And as always with this meme: Both Windows and Linux can ask a process nicely to terminate or kill it outright. And the default for both is to ask nicely.
on windows a process can get in a state so that it is impossible to make it go away, even with process explorer or process hacker. mostly this also involves the bugged software becoming unusable.
I encounter such a situation from time to time. one way it could happen is if the USB controller has got in an invalid state, which one of my pendrives can semi-reliably reproduce. when that happens, any process attempting to deal with that device or its FS, even the built-in program to remove the drive letter, will stop working and hang as an unkillable process.
Linux has that issue too. A process in an uninterruptible blocking syscall stays until that syscall finishes, which can be never if something weird's going on.
oh yeah now that you say, SMB/CIFS mounted share if connection is no more. when I experienced this, it was temporary though, because there's a timeout which is half (or double?) of the configurable reconnection timeout. but now that I think of it, I'm not sure if it made it unkillable.
Add a -f to your umount and you can clear up those blocked processes. Sometimes you need to do it multiple times (seems like it maybe only unblocks one stuck process at a time).
When you mount your NFS share you can add the "soft" option which will let those stuck calls timeout on their own.
Because that's better for the software, Linux however kills it outright when it doesn't respond at all. Windows just... Waits. And you can't really hardkill the processes from the task manager. Or at last my last knowledge is that.
League of Legends captures and discards the ALT-F4 keystroke combination.

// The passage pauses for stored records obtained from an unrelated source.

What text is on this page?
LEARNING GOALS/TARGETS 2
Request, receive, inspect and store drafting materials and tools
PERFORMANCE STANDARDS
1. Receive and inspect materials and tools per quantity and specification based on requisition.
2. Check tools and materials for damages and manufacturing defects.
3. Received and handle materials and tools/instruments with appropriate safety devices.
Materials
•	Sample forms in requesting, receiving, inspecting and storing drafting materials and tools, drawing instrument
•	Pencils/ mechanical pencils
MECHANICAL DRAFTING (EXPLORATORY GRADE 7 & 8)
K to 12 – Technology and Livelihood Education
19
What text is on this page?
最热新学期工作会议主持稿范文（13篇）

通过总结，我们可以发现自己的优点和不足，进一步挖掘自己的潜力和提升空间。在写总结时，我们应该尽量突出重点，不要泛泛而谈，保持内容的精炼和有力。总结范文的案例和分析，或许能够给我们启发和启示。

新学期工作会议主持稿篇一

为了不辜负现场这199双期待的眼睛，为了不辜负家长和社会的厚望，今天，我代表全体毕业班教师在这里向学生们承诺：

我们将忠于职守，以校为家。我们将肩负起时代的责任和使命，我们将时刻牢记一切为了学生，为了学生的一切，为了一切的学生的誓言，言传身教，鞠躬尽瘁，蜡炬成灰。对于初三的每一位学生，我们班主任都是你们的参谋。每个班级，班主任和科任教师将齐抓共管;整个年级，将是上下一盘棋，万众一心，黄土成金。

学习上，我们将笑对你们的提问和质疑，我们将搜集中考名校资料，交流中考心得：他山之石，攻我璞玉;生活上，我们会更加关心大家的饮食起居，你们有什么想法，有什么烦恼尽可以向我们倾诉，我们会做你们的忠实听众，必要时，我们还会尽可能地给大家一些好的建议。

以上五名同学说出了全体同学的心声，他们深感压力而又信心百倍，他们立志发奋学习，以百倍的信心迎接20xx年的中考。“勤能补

Microsoft trusts app developers to use Microsoft's standards (such as terminating the process when a close message is received) and they shouldn't. App developers like Riot have taken advantage of this trust and tuned their apps to act differently than expected, and include code which makes the app minimize to the system tray instead, or force the user to answer questions ("Are you SURE you want to close?"), or do nothing at all.
Linux programs can also capture signal calls. They usually only capture sigints so that they can close gracefully, but theoretically you could also capture a sigkill.
You can easily make a program unkillable (or to be more precise untermable) on Linux. Here's a simple bash script that will do that.
#!/bin/bash function finish {
while true
do
echo "Can't kill me."
sleep 10
done
} trap finish EXIT
trap finish TERM
trap finish INT
while true
do
echo "Still alive."
sleep 10
done
Hitting the X in Windows and hitting the X in Linux both cause the application to start a save yourself routine. From the OS standpoint they're not far off.
The problem is we have a lot of confirmation bias in windows because every time we want to close an application that's not working, that save yourself call has to sit around for a hellaciously long time out followed by a telemetry call so that Microsoft can track that it happened.
It's pretty rare that Linux apps don't just close.